Logit Masking Guarantees Valid Outputs
LLMs generate tokens autoregressively, producing a logit vector over 32,000-100,000 vocabulary tokens at each step, converted to probabilities via softmax. Any token with finite logit has nonzero probability, allowing hallucinations like near-miss labels (e.g., "Techology" instead of "Technology"). Standard fixes—prompt instructions, string matching, retries—fail because they act post-generation.
Constrained decoding intervenes pre-sampling: set logits of invalid tokens to -∞, yielding exactly zero softmax probability. Remaining valid logits renormalize to sum to 1. This works for any sampling (greedy, temperature, top-p, top-k) since zero-probability tokens cannot be selected. In code: logits[~valid_token_mask] = float('-inf').
Validity depends on prior tokens. A trie (prefix tree) encodes all taxonomy labels as token paths. Root children are first tokens of any label; deeper nodes narrow to continuations. After prefix " Tech" (token ID 8987), only "nology" (ID 1366) is valid. At end nodes, only EOS is valid, terminating the label.
Tokenization nuance: BPE splits depend on context. Tokenize labels as continuations with leading space (" " + label, add_special_tokens=False), e.g., Qwen2.5 tokenizes " Sports" to 22470, not "Sports" to 51660. Verify round-trip: tokenizer.decode(token_ids) == " " + label. Tiktoken (GPT-4 family) bakes whitespace into boundaries without ▁.

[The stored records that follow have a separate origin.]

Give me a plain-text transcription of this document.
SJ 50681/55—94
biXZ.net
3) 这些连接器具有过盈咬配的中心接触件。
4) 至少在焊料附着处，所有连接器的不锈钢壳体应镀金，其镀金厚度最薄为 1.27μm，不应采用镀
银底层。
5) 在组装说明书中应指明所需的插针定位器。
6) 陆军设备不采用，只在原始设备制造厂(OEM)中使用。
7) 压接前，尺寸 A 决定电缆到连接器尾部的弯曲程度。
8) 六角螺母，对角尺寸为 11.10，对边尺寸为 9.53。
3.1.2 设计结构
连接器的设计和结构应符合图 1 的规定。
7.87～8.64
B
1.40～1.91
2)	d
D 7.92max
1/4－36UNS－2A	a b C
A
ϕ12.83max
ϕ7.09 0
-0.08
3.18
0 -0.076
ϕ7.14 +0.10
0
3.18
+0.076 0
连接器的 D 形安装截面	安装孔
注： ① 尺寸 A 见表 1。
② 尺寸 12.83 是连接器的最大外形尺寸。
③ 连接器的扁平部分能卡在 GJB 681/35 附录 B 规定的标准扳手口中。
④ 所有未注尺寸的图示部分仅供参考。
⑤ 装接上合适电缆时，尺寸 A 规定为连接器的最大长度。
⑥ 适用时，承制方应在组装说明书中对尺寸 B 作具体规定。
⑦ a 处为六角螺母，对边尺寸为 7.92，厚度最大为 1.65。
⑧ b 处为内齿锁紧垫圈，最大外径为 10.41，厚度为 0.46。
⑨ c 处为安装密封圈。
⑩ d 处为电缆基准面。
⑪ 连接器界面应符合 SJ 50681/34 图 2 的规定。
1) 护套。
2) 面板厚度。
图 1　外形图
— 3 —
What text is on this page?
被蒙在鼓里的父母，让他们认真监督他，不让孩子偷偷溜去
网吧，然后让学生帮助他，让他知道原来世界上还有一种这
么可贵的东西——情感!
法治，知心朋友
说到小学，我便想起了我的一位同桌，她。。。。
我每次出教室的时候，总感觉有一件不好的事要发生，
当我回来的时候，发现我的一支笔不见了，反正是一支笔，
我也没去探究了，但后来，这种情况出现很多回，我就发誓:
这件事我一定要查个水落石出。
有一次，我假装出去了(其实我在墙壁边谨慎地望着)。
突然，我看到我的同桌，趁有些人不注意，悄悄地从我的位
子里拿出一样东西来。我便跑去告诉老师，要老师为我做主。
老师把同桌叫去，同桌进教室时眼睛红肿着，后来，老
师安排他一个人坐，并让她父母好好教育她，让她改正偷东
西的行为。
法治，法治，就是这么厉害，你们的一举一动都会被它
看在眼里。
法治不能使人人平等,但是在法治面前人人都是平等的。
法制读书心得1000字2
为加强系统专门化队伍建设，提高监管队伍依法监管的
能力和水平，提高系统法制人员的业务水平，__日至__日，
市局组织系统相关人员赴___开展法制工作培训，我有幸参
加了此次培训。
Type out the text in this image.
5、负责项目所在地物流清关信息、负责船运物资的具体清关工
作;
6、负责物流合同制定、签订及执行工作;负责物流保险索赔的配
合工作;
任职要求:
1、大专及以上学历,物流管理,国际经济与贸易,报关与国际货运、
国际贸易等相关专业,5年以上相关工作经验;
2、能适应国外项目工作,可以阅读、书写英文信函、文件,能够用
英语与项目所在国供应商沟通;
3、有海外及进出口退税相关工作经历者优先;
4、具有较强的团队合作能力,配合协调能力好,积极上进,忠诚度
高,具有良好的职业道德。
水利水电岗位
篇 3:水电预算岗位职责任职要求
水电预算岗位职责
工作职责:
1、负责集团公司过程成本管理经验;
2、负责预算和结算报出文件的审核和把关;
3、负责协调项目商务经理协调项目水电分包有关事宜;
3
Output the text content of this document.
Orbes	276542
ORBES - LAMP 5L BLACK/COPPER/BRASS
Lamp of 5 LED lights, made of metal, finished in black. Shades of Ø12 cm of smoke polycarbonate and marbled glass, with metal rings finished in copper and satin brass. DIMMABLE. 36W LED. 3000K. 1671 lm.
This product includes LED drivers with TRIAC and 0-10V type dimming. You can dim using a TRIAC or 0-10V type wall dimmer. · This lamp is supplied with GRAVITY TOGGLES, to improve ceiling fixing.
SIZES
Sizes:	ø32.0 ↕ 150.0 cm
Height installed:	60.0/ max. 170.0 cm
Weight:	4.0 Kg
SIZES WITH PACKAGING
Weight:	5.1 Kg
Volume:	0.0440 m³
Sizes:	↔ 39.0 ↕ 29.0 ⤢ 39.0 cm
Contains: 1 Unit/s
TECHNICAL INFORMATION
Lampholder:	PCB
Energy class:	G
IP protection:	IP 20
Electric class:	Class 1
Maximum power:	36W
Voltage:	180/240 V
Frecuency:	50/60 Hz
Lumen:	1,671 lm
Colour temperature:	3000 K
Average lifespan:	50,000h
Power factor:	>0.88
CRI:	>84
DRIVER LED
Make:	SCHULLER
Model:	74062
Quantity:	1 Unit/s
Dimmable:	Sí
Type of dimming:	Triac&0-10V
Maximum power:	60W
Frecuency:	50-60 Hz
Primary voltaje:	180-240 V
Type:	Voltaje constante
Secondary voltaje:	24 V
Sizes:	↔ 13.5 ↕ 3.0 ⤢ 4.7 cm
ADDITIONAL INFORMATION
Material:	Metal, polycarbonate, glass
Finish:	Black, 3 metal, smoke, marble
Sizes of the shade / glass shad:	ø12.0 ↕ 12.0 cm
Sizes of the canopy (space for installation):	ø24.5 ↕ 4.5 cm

Trie and Logits Processor Implementation
Build trie from labels:
class TrieNode:
def __init__(self):
self.children = {} # token_id → TrieNode
self.is_end = False
class ConstrainedTrie:
def __init__(self):
self.root = TrieNode()
def insert(self, token_ids):
node = self.root
for tid in token_ids:
if tid not in node.children:
node.children[tid] = TrieNode()
node = node.children[tid]
node.is_end = True
def get_valid_next_tokens(self, prefix):
node = self.root
for tid in prefix:
if tid not in node.children:
return set()
node = node.children[tid]
return set(node.children.keys())
def is_complete(self, prefix):
node = self.root
for tid in prefix:
if tid not in node.children:
return False
node = node.children[tid]
return node.is_end
Insert: token_ids = tokenizer.encode(" " + label, add_special_tokens=False); trie.insert(token_ids). Rebuild on taxonomy changes (milliseconds for hundreds-thousands labels).
HuggingFace LogitsProcessor:
class TrieLogitsProcessor(LogitsProcessor):
def __init__(self, trie, prompt_length, eos_token_id):
self.trie = trie
self.prompt_length = prompt_length
self.eos = eos_token_id
def __call__(self, input_ids, scores):
generated = input_ids[0, self.prompt_length:].tolist()
valid = self.trie.get_valid_next_tokens(generated)
if self.trie.is_complete(generated):
valid.add(self.eos)
masked = torch.full_like(scores, float('-inf'))
for tid in valid:
masked[0, tid] = scores[0, tid]
return masked
Generate: model.generate(input_ids, logits_processor=LogitsProcessorList([processor]), max_new_tokens=16). Output decodes to exact label.
Multi-Label, Hierarchies, and Broader Applications
For multi-label: After end node, allow EOS or separator (e.g., |,|). Parse generated tokens into seen labels and current prefix. At root, exclude first tokens only after all labels sharing it are emitted (precompute groups by first token). Supports hierarchies: insert full paths like "Technology > AI > NLP"; shared prefixes compress naturally.
Edge cases: Low confidence concentrates mass on valid tokens (fix: fine-tune); long labels create narrow paths (fine-tune improves); rebuild trie on changes.
Proof of correctness: (1) Forward invariant—emitted tokens always extend valid prefixes; (2) Termination invariant—EOS only at end nodes. Verify by enumerating trie paths against labels. Independent of model, temperature, etc.
Limitations: Needs logit access (open models like Qwen2.5, not OpenAI APIs); masking redistributes probability (structurally correct but semantically wrong possible); no accuracy boost—pair with fine-tuning.
Generalizes to JSON (trie encodes schema), SQL (grammar FSM), agents (tool names). Enforces structure without prompt/model changes.